DeepNotebooks: Deep Probabilistic Models Construct Python Notebooks for Reporting DatasetsClaas Völcker; Alejandro Molina; Johannes Neumann; Dirk Westermann; Kristian Kersting
In: Peggy Cellier; Kurt Driessens (Hrsg.). Machine Learning and Knowledge Discovery in Databases. European Conference on Machine Learning and Principles and Practice of Knowledge Discovery in Databases (ECML PKDD-2019), International Workshops of ECML PKDD 2019, Proceedings, Part I, September 16-20, Würzburg, Germany, Pages 28-43, Communications in Computer and Information Science, Vol. 1167, Springer, 2019.
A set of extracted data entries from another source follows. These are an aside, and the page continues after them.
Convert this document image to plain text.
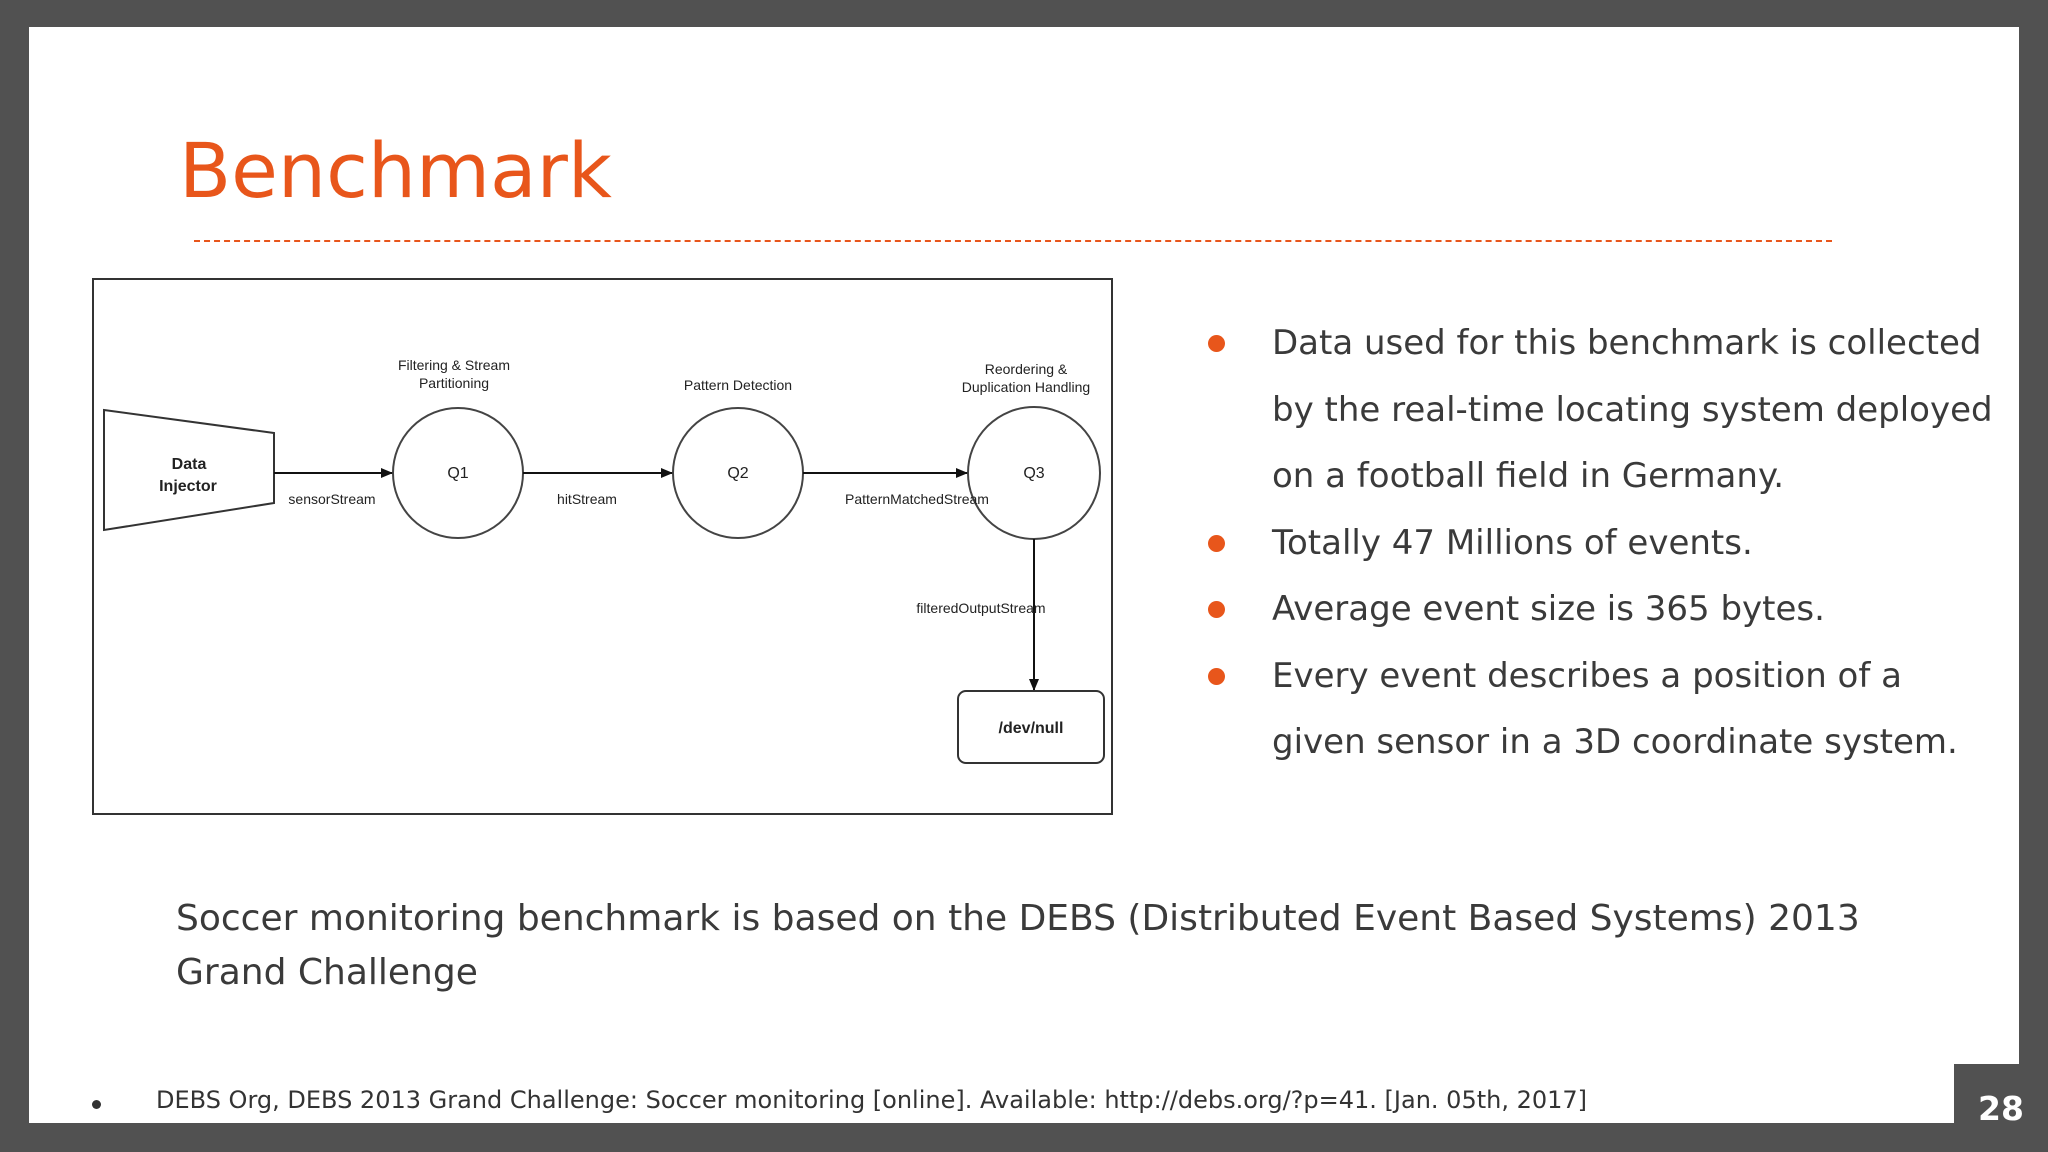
Benchmark
Data
Injector
Filtering & Stream
Partitioning
Q1
Pattern Detection
Q2
Reordering &
Duplication Handling
Q3
sensorStream	hitStream	PatternMatchedStream
filteredOutputStream
/dev/null
Data used for this benchmark is collected by the real-time locating system deployed on a football field in Germany.
Totally 47 Millions of events.
Average event size is 365 bytes.
Every event describes a position of a given sensor in a 3D coordinate system.
Soccer monitoring benchmark is based on the DEBS (Distributed Event Based Systems) 2013 Grand Challenge
DEBS Org, DEBS 2013 Grand Challenge: Soccer monitoring [online]. Available: http://debs.org/?p=41. [Jan. 05th, 2017]	28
Machine learning is taking an increasingly relevant role in science, business, entertainment, and other fields. However, the most advanced techniques are still in the hands of well-educated and -funded experts only. To help to democratize machine learning, we propose DeepNotebooks as a novel way to empower a broad spectrum of users, which are not machine learning experts, but might have some basic programming skills and are interested data science. Within the DeepNotebook framework, users feed a cleaned tabular datasets to the system. The system then automatically estimates a deep but tractable probabilistic model and compiles an interactive Python notebook out of it that already contains a preliminary yet comprehensive analysis of the dataset at hand. If the users want to change the parameters of the interactive report or make different queries to the underlying model, they can quickly do that within the DeepNotebook. This flexibility allows the users to interact with the framework in a feedback loop—they can discover patterns and dig deeper into the data using targeted questions, even if they are not experts in machine learning.